Ela foi entrevistada em 1928, pela escritora Raquel de Queirós, que estava escrevendo o romance " Memorial de Maria Moura", que falava sobre uma mulher nordestina que passou de sinhazinha para cangaceira. Raquel de Queirós queria dar à personagem uma visão de mulher forte e decidida.
Ainda em Barbacena, Maria Lacerda esteve ligada a associações femininas e feministas. De acordo com a sua biógrafa Miriam Lichfitz Moreira Leite, Maria Lacerda "manifestara sua preocupação com a condição feminina e com as maneiras de transformá-la" desde 1919 e, nesse sentido, procurou "resolver o problema dos menores abandonados em Barbacena, despertando o interesse das alunas para a população desprovida de recursos" e divulgou "as iniciativas associativas de alguns movimentos feministas de que tinha notícia pelos periódicos das cidades maiores", incluindo os movimentos sufragistas do Rio de Janeiro e do exterior. Ao "entusiasmo pela defesa dos direitos da mulher à cidadania", Maria Lacerda uniu "o interesse pelo estudo da condição feminina". Seus escritos em Barbacena mantiveram a atenção voltada aos acontecimentos das grandes cidades, de onde vinham os periódicos, e enquanto "escrevia ou falava a suas alunas, estava frequentemente revelando as informações que as capitais lhe forneciam".
Em 1919, publicou Renovação e realizou as suas primeiras conferências fora de sua cidade. Em 1920, discursou na sede da Federação Operária Mineira (FOM) em Juiz de Fora e, em 1921, realizou uma conferência na cidade de Santos. Nas palavras de sua biógrafa, essas conferências "estabelecerão as pontes para a saída de Maria Lacerda de Barbacena".
Maria Lacerda de Moura se definia como intelectual, pacifista e feminista. Na imprensa, escreveu sobre os movimentos em que militou sem deixar de criticá-los: o feminismo, por não acolher mulheres negras e pobres; o comunismo, por pregar hierarquias excessivas no governo; o anarquismo, por ser tão radical a ponto de não aproveitar boas estratégias de outros sistemas políticos. A descrição poderia ser a de muitas jovens de hoje, mas pertence a uma mulher que viveu no século passado, e que foi uma das primeiras feministas do Brasil.

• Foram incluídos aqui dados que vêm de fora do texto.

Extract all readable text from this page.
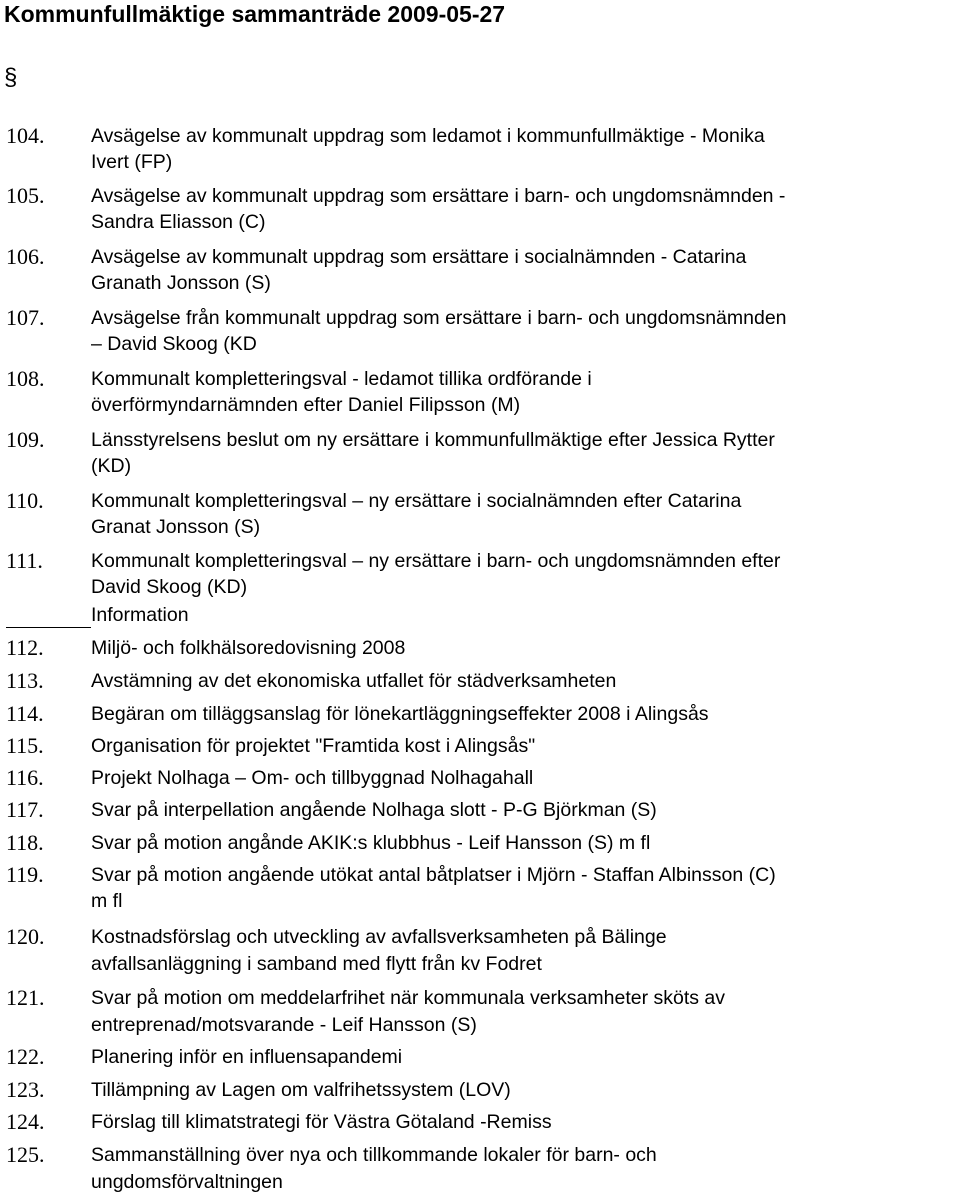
Kommunfullmäktige sammanträde 2009-05-27
§
104. Avsägelse av kommunalt uppdrag som ledamot i kommunfullmäktige - Monika
Ivert (FP)
105. Avsägelse av kommunalt uppdrag som ersättare i barn- och ungdomsnämnden -
Sandra Eliasson (C)
106. Avsägelse av kommunalt uppdrag som ersättare i socialnämnden - Catarina
Granath Jonsson (S)
107. Avsägelse från kommunalt uppdrag som ersättare i barn- och ungdomsnämnden
– David Skoog (KD
108. Kommunalt kompletteringsval - ledamot tillika ordförande i
överförmyndarnämnden efter Daniel Filipsson (M)
109. Länsstyrelsens beslut om ny ersättare i kommunfullmäktige efter Jessica Rytter
(KD)
110. Kommunalt kompletteringsval – ny ersättare i socialnämnden efter Catarina
Granat Jonsson (S)
111. Kommunalt kompletteringsval – ny ersättare i barn- och ungdomsnämnden efter
David Skoog (KD)
Information
112. Miljö- och folkhälsoredovisning 2008
113. Avstämning av det ekonomiska utfallet för städverksamheten
114. Begäran om tilläggsanslag för lönekartläggningseffekter 2008 i Alingsås
115. Organisation för projektet "Framtida kost i Alingsås"
116. Projekt Nolhaga – Om- och tillbyggnad Nolhagahall
117. Svar på interpellation angående Nolhaga slott - P-G Björkman (S)
118. Svar på motion angånde AKIK:s klubbhus - Leif Hansson (S) m fl
119. Svar på motion angående utökat antal båtplatser i Mjörn - Staffan Albinsson (C)
m fl
120. Kostnadsförslag och utveckling av avfallsverksamheten på Bälinge
avfallsanläggning i samband med flytt från kv Fodret
121. Svar på motion om meddelarfrihet när kommunala verksamheter sköts av
entreprenad/motsvarande - Leif Hansson (S)
122. Planering inför en influensapandemi
123. Tillämpning av Lagen om valfrihetssystem (LOV)
124. Förslag till klimatstrategi för Västra Götaland -Remiss
125. Sammanställning över nya och tillkommande lokaler för barn- och
ungdomsförvaltningen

Nascida há 130 anos, em Manhuaçu (MG), Lacerda partia das próprias reflexões sobre a opressão da mulher para lutar contra outras formas de opressão, como a de classe. Por seu destaque como porta voz e crítica destes movimentos, chegou a ser conferencista tanto no Brasil quanto em outros países da América do Sul, tratando de temas polêmicos naquele contexto e ainda hoje, como direitos femininos, maternidade compulsória, antifascismo, amor livre e antimilitarismo.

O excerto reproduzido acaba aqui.